Не по дням, а по часам изменялся сын Александрины и рентгенолога. Влюбленный в свое позднее чадо, отец замечал, что сходство между ним и сыном слабеет, лицо у малыша удлиняется, подбородок заострился, глаза, еще недавно какого–то неопределенного цвета, приобретают прозрачную зеленоватость морской воды… У него и у жены глаза были совсем другие. Впрочем, физическая несхожесть не так уж смущала его — будучи медиком, он понимал, что трудно проникнуть в тайну генов (как угадать, черты кого из прародителей повторились в лице ребенка?).
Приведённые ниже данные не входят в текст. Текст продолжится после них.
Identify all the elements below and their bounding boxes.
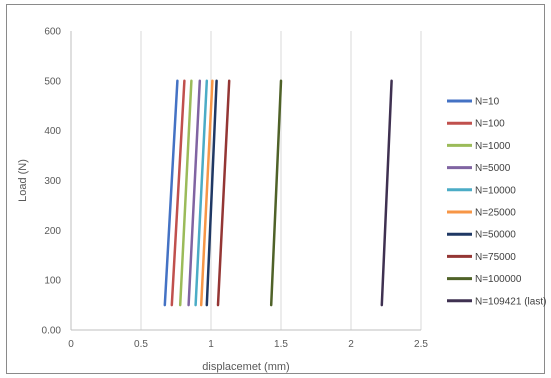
legend-entry-label: N=10 xyxy=(475,97,500,108)
series-line-4 xyxy=(187,79,202,307)
series-line-9 xyxy=(269,79,283,307)
series-line-1 xyxy=(163,79,179,307)
x-axis-title: displacemet (mm) xyxy=(202,361,289,373)
y-tick-label: 0.00 xyxy=(42,326,62,337)
legend-entry-label: N=100000 xyxy=(475,274,522,285)
axes: 0 0.5 1 1.5 2 2.5 0.00 100 200 300 400 500 600 xyxy=(42,27,429,351)
legend-entry-label: N=5000 xyxy=(475,163,511,174)
y-tick-label: 300 xyxy=(44,176,61,187)
x-tick-label: 0.5 xyxy=(134,339,148,350)
legend-entry-label: N=25000 xyxy=(475,208,516,219)
y-tick-label: 600 xyxy=(44,27,61,38)
series-line-3 xyxy=(178,79,193,307)
y-axis-title: Load (N) xyxy=(17,159,29,202)
x-tick-label: 0 xyxy=(68,339,74,350)
grid-lines xyxy=(140,31,422,330)
x-tick-label: 1 xyxy=(208,339,214,350)
y-tick-label: 400 xyxy=(44,126,61,137)
series-line-2 xyxy=(170,79,186,307)
x-tick-label: 2 xyxy=(348,339,354,350)
legend-entry-label: N=75000 xyxy=(475,252,516,263)
y-tick-label: 100 xyxy=(44,276,61,287)
legend: N=10 N=100 N=1000 N=5000 N=10000 N=25000 N=500… xyxy=(447,97,546,307)
legend-entry-label: N=50000 xyxy=(475,230,516,241)
x-tick-label: 2.5 xyxy=(414,339,428,350)
legend-entry-label: N=100 xyxy=(475,119,505,130)
series-lines xyxy=(163,79,393,307)
legend-entry-label: N=109421 (last) xyxy=(475,296,546,307)
series-line-6 xyxy=(199,79,214,307)
series-line-5 xyxy=(194,79,209,307)
series-line-8 xyxy=(216,79,231,307)
legend-entry-label: N=10000 xyxy=(475,185,516,196)
legend-entry-label: N=1000 xyxy=(475,141,511,152)
y-tick-label: 500 xyxy=(44,76,61,87)
series-line-10 xyxy=(380,79,393,307)
x-tick-label: 1.5 xyxy=(274,339,288,350)
y-tick-label: 200 xyxy=(44,226,61,237)
series-line-7 xyxy=(205,79,218,307)
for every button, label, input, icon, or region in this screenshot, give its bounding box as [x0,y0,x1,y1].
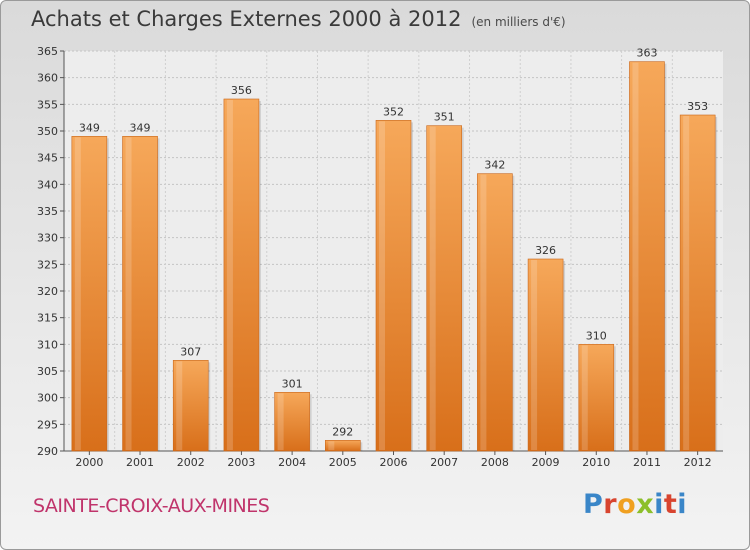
value-label: 326 [535,244,556,257]
value-label: 301 [282,377,303,390]
x-tick-label: 2000 [75,456,103,469]
town-name: SAINTE-CROIX-AUX-MINES [33,495,270,517]
value-label: 353 [687,100,708,113]
y-tick-label: 300 [37,392,58,405]
y-tick-label: 325 [37,258,58,271]
y-tick-label: 360 [37,72,58,85]
chart-title: Achats et Charges Externes 2000 à 2012 (e… [31,7,566,31]
bar [122,136,158,452]
logo-letter: i [654,489,664,520]
bar [71,136,108,452]
y-tick-label: 305 [37,365,58,378]
value-label: 342 [484,159,505,172]
bar [477,173,513,452]
bar-highlight [683,116,690,450]
value-label: 356 [231,84,252,97]
bar-highlight [74,137,81,451]
value-label: 363 [636,47,657,60]
x-tick-label: 2007 [430,456,458,469]
bar [679,114,716,452]
x-tick-label: 2010 [582,456,610,469]
value-labels: 349 349 307 356 301 292 352 351 342 326 310 363 353 [79,47,708,439]
y-tick-label: 330 [37,232,58,245]
x-tick-label: 2003 [227,456,255,469]
y-tick-label: 295 [37,418,58,431]
value-label: 349 [130,121,151,134]
bar-highlight [277,393,284,450]
bar-highlight [125,137,132,451]
logo-letter: P [583,489,604,520]
bar-highlight [429,126,436,451]
bar [527,258,564,452]
x-tick-label: 2006 [380,456,408,469]
proxiti-logo[interactable]: Proxiti [583,489,687,520]
y-tick-label: 365 [37,45,58,58]
bar-highlight [531,260,538,450]
y-tick-label: 355 [37,98,58,111]
bar [325,440,361,452]
bar-highlight [328,441,335,450]
y-tick-label: 350 [37,125,58,138]
logo-letter: i [677,489,688,520]
x-tick-label: 2002 [177,456,205,469]
y-tick-label: 345 [37,152,58,165]
x-tick-label: 2008 [481,456,509,469]
y-tick-label: 340 [37,178,58,191]
x-tick-labels: 2000 2001 2002 2003 2004 2005 2006 2007 2008 2009… [75,456,711,469]
chart-unit: (en milliers d'€) [471,15,566,29]
bar-highlight [632,62,639,451]
chart-title-text: Achats et Charges Externes 2000 à 2012 [31,7,462,31]
bar-highlight [581,345,588,450]
bar [426,125,462,452]
x-tick-label: 2001 [126,456,154,469]
bar-highlight [379,121,385,450]
x-tick-label: 2005 [329,456,357,469]
value-label: 352 [383,105,404,118]
logo-letter: r [603,489,618,520]
y-tick-label: 310 [37,338,58,351]
bar [578,344,615,452]
bar [223,98,260,452]
x-tick-label: 2009 [532,456,560,469]
value-label: 307 [180,345,201,358]
value-label: 351 [434,111,455,124]
bar [375,120,412,452]
bars [71,61,718,452]
x-tick-label: 2011 [633,456,661,469]
value-label: 349 [79,121,100,134]
logo-letter: x [636,489,655,520]
value-label: 292 [332,425,353,438]
value-label: 310 [586,329,607,342]
x-tick-label: 2012 [684,456,712,469]
bar [172,360,209,452]
x-tick-label: 2004 [278,456,306,469]
bar-highlight [226,100,233,450]
logo-letter: t [663,489,678,520]
y-tick-labels: 290 295 300 305 310 315 320 325 330 335 340 345 350 3… [37,45,58,458]
bar [629,61,665,452]
bar-highlight [480,174,487,450]
y-tick-label: 320 [37,285,58,298]
bar-highlight [176,361,183,450]
y-tick-label: 315 [37,312,58,325]
bar [274,392,310,452]
y-tick-label: 335 [37,205,58,218]
logo-letter: o [617,489,637,520]
y-tick-label: 290 [37,445,58,458]
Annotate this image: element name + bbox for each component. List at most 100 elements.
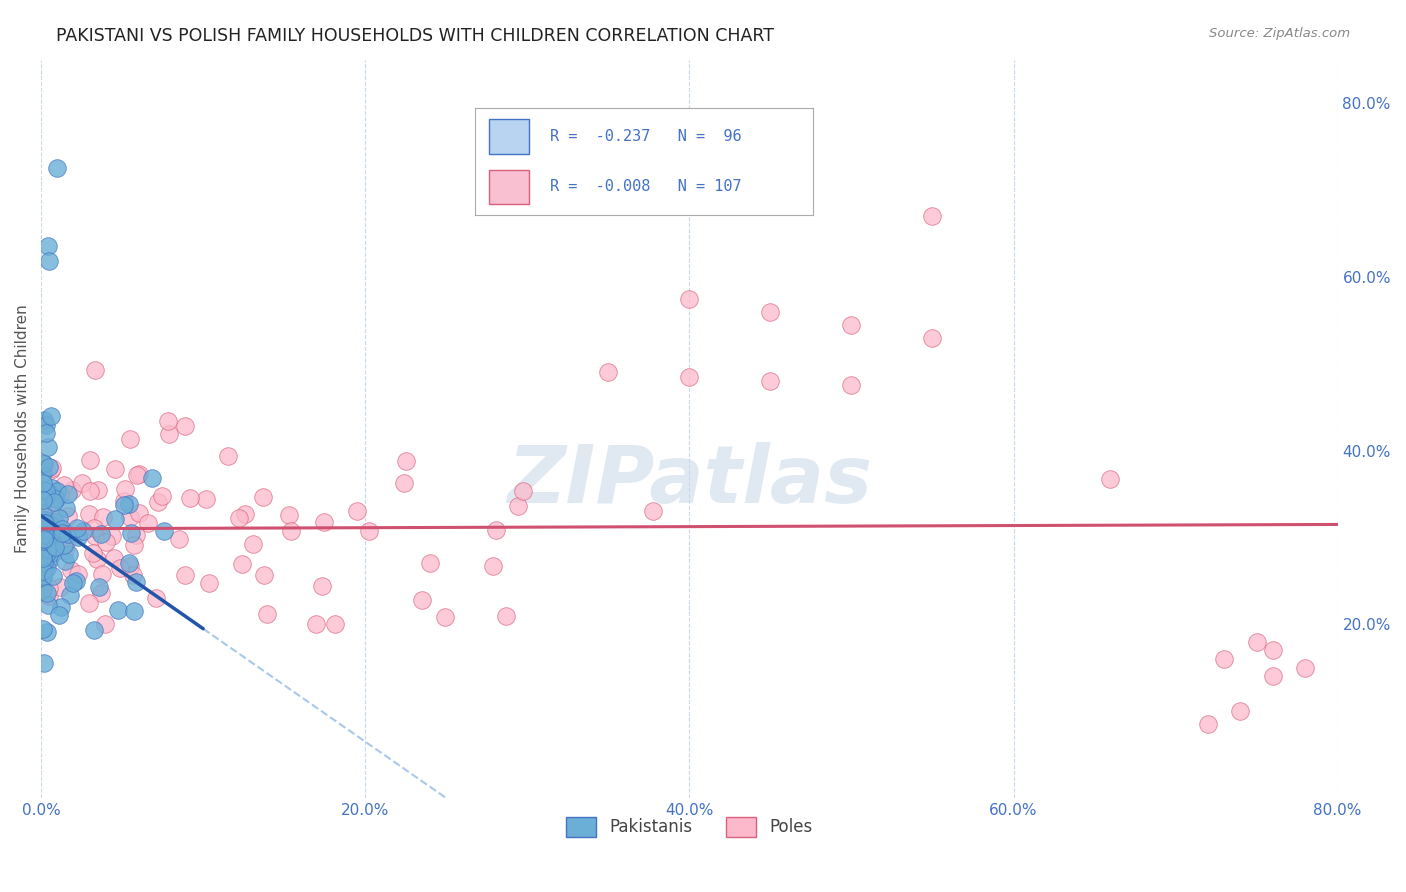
Point bbox=[395, 453, 418, 467]
Point bbox=[32, 656, 55, 670]
Point bbox=[35, 541, 58, 556]
Point bbox=[55, 501, 77, 516]
Point bbox=[31, 492, 53, 507]
Point bbox=[31, 583, 53, 598]
Point bbox=[31, 506, 53, 520]
Point bbox=[112, 499, 135, 513]
Point bbox=[46, 161, 69, 176]
Point bbox=[921, 331, 943, 345]
Point bbox=[253, 568, 276, 582]
Point bbox=[34, 532, 56, 546]
Point bbox=[433, 610, 456, 624]
Point bbox=[118, 432, 141, 446]
Point bbox=[32, 516, 55, 531]
Point bbox=[141, 471, 163, 485]
Point bbox=[145, 591, 167, 605]
Point bbox=[35, 487, 58, 501]
Point bbox=[79, 453, 101, 467]
Point bbox=[44, 494, 66, 508]
Text: Source: ZipAtlas.com: Source: ZipAtlas.com bbox=[1209, 27, 1350, 40]
Point bbox=[35, 417, 58, 432]
Point bbox=[56, 527, 79, 541]
Point bbox=[157, 427, 180, 442]
Point bbox=[62, 483, 84, 497]
Point bbox=[37, 441, 59, 455]
Point bbox=[90, 527, 112, 541]
Point bbox=[1246, 634, 1268, 648]
Point bbox=[346, 504, 368, 518]
Point bbox=[37, 561, 59, 575]
Point bbox=[38, 459, 60, 474]
Point bbox=[39, 500, 62, 515]
Point bbox=[39, 540, 62, 554]
Point bbox=[83, 623, 105, 637]
Point bbox=[72, 524, 94, 538]
Point bbox=[841, 378, 863, 392]
Point bbox=[598, 365, 620, 379]
Point bbox=[37, 541, 59, 555]
Point bbox=[86, 552, 108, 566]
Point bbox=[122, 604, 145, 618]
Point bbox=[45, 491, 67, 506]
Point bbox=[46, 483, 69, 498]
Point bbox=[1229, 704, 1251, 718]
Point bbox=[48, 511, 70, 525]
Point bbox=[87, 580, 110, 594]
Point bbox=[35, 546, 58, 560]
Point bbox=[32, 530, 55, 544]
Point bbox=[38, 254, 60, 268]
Point bbox=[112, 494, 135, 508]
Point bbox=[678, 369, 700, 384]
Point bbox=[51, 525, 73, 540]
Point bbox=[52, 538, 75, 552]
Point bbox=[55, 536, 77, 550]
Point bbox=[128, 506, 150, 520]
Point bbox=[179, 491, 201, 505]
Point bbox=[118, 497, 141, 511]
Point bbox=[1098, 472, 1121, 486]
Point bbox=[42, 545, 65, 559]
Point bbox=[252, 491, 274, 505]
Point bbox=[641, 504, 664, 518]
Point bbox=[65, 574, 87, 588]
Point bbox=[31, 518, 53, 533]
Point bbox=[506, 500, 529, 514]
Point bbox=[277, 508, 299, 522]
Point bbox=[495, 609, 517, 624]
Point bbox=[678, 292, 700, 306]
Point bbox=[31, 564, 53, 578]
Point bbox=[1197, 717, 1219, 731]
Point bbox=[31, 569, 53, 583]
Point bbox=[31, 515, 53, 529]
Point bbox=[39, 463, 62, 477]
Point bbox=[242, 537, 264, 551]
Point bbox=[104, 512, 127, 526]
Point bbox=[37, 239, 59, 253]
Point bbox=[197, 575, 219, 590]
Point bbox=[231, 557, 253, 571]
Point bbox=[305, 617, 328, 632]
Point bbox=[35, 484, 58, 499]
Point bbox=[58, 547, 80, 561]
Point bbox=[83, 363, 105, 377]
Point bbox=[32, 466, 55, 480]
Point bbox=[167, 532, 190, 546]
Point bbox=[38, 553, 60, 567]
Point bbox=[70, 476, 93, 491]
Point bbox=[41, 481, 63, 495]
Point bbox=[419, 557, 441, 571]
Point bbox=[759, 304, 782, 318]
Point bbox=[118, 510, 141, 524]
Point bbox=[120, 526, 142, 541]
Point bbox=[44, 515, 66, 529]
Point bbox=[125, 468, 148, 483]
Point bbox=[256, 607, 278, 622]
Text: PAKISTANI VS POLISH FAMILY HOUSEHOLDS WITH CHILDREN CORRELATION CHART: PAKISTANI VS POLISH FAMILY HOUSEHOLDS WI… bbox=[56, 27, 775, 45]
Point bbox=[921, 209, 943, 223]
Point bbox=[103, 550, 125, 565]
Point bbox=[34, 513, 56, 527]
Point bbox=[35, 526, 58, 541]
Point bbox=[49, 600, 72, 615]
Point bbox=[841, 318, 863, 332]
Point bbox=[35, 625, 58, 640]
Смущали склонности уже подросшего мальчугана — высокого, стройного, совершенно не похожего на приземистых, коренастых мужчин в их роду. Сын был рассеянным, вечно терял игрушки или раздаривал — ему нравилось радовать других детей. Дома он целыми днями рисовал. Дочеркал все книжки, какие попались под руку. Даже на страницах медицинской энциклопедии нарисовал цветными карандашами каких–то диковинных птиц, и, не обожай его так отец, он, наверно, в сердцах надрал бы сыну уши. Вместо этого он посадил мальчика к себе на колени и стал, улыбаясь, втолковывать, что хорошие мальчики так не поступают.